Le président de LR, Éric Ciotti, dit pour sa part attendre du gouvernement une « rédaction nouvelle » de l’article qui garantisse le fait qu’elle n’ouvre « aucun droit juridique pour les personnes qui en feraient la demande ».

• Déchéance de nationalité et fin de l’automaticité du droit du sol

Le gouvernement aurait donné son accord pour inscrire une mesure de déchéance de nationalité, vieux serpent de mer depuis notamment la vague d’attentats islamistes de 2015, pour les binationaux auteurs de crimes contre les forces de l’ordre. « Ça ne me gêne pas », a affirmé le président du MoDem François Bayrou.
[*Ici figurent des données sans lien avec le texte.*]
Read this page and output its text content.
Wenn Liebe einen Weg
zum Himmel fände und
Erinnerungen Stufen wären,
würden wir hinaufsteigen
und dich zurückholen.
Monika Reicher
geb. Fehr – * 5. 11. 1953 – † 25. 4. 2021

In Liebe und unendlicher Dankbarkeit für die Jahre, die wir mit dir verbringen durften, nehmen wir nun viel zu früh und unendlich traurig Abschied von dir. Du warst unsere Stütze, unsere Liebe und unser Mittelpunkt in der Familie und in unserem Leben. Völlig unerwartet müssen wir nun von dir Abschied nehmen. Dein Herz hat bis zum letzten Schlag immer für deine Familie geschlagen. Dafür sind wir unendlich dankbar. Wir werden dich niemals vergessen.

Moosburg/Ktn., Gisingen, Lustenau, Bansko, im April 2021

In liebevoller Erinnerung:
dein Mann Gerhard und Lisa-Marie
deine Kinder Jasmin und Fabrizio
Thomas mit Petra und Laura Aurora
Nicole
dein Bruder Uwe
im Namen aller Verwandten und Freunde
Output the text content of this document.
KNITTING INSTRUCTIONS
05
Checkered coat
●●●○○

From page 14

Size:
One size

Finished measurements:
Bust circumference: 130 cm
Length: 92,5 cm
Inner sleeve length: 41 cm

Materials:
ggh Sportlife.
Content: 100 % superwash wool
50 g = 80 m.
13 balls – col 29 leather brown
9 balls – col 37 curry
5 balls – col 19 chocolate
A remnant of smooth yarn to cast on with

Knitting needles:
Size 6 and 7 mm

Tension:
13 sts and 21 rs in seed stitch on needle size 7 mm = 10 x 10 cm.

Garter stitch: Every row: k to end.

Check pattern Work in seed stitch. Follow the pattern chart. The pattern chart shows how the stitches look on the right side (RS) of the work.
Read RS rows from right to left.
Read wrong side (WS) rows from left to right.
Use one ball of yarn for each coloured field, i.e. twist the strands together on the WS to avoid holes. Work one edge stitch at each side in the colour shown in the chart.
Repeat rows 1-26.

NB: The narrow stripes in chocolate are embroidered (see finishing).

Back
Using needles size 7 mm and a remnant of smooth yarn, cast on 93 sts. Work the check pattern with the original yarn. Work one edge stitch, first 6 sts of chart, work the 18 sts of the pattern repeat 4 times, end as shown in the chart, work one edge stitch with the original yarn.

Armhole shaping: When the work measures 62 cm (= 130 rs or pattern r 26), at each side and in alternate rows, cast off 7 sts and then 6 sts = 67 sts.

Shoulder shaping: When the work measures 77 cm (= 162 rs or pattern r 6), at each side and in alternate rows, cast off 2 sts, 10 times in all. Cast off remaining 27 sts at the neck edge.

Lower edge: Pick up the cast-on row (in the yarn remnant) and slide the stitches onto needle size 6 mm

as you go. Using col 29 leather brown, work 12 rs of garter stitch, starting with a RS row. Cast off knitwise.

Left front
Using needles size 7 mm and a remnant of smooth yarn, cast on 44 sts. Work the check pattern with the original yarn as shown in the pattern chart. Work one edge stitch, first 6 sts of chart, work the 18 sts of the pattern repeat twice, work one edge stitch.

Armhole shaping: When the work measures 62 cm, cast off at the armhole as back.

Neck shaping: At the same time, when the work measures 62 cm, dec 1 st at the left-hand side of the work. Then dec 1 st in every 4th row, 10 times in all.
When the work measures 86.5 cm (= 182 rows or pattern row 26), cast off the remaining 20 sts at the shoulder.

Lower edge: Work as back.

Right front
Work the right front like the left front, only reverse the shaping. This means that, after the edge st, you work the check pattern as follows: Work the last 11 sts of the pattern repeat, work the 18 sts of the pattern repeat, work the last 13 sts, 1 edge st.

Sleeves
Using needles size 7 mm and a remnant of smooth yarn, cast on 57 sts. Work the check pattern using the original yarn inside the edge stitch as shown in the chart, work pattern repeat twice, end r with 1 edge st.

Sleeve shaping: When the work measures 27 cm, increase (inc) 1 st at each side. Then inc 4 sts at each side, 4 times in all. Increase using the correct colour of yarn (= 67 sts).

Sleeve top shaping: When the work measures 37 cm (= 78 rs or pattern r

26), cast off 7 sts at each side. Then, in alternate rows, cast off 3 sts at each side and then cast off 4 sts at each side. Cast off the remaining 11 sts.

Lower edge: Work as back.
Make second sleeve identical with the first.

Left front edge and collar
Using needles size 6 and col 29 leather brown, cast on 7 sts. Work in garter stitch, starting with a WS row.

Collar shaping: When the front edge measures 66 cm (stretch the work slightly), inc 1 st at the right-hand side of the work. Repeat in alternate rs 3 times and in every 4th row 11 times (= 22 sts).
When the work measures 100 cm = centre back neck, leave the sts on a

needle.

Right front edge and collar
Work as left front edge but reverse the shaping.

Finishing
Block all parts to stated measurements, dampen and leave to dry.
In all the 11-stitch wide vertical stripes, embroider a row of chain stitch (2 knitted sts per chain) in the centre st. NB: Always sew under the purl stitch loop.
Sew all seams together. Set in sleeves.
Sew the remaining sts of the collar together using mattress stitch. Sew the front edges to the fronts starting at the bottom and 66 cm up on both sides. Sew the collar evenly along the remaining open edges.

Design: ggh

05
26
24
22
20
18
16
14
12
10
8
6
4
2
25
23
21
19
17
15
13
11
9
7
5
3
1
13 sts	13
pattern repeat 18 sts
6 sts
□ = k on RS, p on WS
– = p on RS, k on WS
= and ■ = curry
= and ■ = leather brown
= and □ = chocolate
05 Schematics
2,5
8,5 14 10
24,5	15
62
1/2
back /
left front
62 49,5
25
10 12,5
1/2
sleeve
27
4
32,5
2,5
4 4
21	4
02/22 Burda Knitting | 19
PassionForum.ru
L’exécutif serait par ailleurs ouvert à une mesure exigeant des jeunes nés en France de parents étrangers qu’ils manifestent leur volonté d’acquérir la nationalité française pour l’obtenir. Et Éric Ciotti a affirmé avoir obtenu des gages concernant « l’exonération de l’application du droit du sol pour les mineurs qui ont commis un crime ».

Le gouvernement aurait par ailleurs accepté de supprimer l’article 4 sur le droit au travail de certains demandeurs d’asile, et donné son accord au rétablissement du délit de séjour irrégulier, toujours selon le député des Alpes-Maritimes.

• Mineurs en centre de rétention, hébergement d’urgence

Selon des sources concordantes, la droite aurait donné son accord à l’interdiction de l’enfermement des mineurs dans les centres de rétention administratifs (CRA).

Elle aurait également accepté de maintenir le droit à un hébergement d’urgence pour les personnes faisant l’objet d’une Obligation de quitter le territoire français (OQTF).

• Allocations

Une mesure continue d’alimenter de vifs débats : la question des prestations sociales versées aux étrangers en situation régulière. Le texte du Sénat prévoit de leur imposer cinq ans de résidence pour pouvoir bénéficier d’allocations comme l’aide personnalisée au logement (APL) ou les allocations familiales.

« On n’est pas favorable à cet article, après il faut faire un pas », a affirmé Gérald Darmanin à ce sujet, évoquant des discussions sur la durée de résidence requise, l’exclusion éventuelle des handicapés, un régime différent pour « ceux qui travaillent » et « ceux qui ne travaillent pas ». « C’est un principe qui a été acté : cinq ans pour ceux qui ne travaillent pas », assure Éric Ciotti.

« La question des allocations familiales pour les étrangers est sur la table », a confirmé la ministre des Solidarités et des Familles Aurore Bergé, dimanche sur France 3. Au même moment, sur BFMTV, la présidente de l’Assemblée nationale Yaël Braun-Pivet disait quasiment la même chose : « Si nous devions aller dans cette direction, ça me coûterait probablement. Mais moi, je suis partisane du compromis. »

Autre mesure, contestée par le MoDem : la mise en place d’une « caution » pour les étudiants étrangers. « On discute d’une rédaction », selon Éric Ciotti.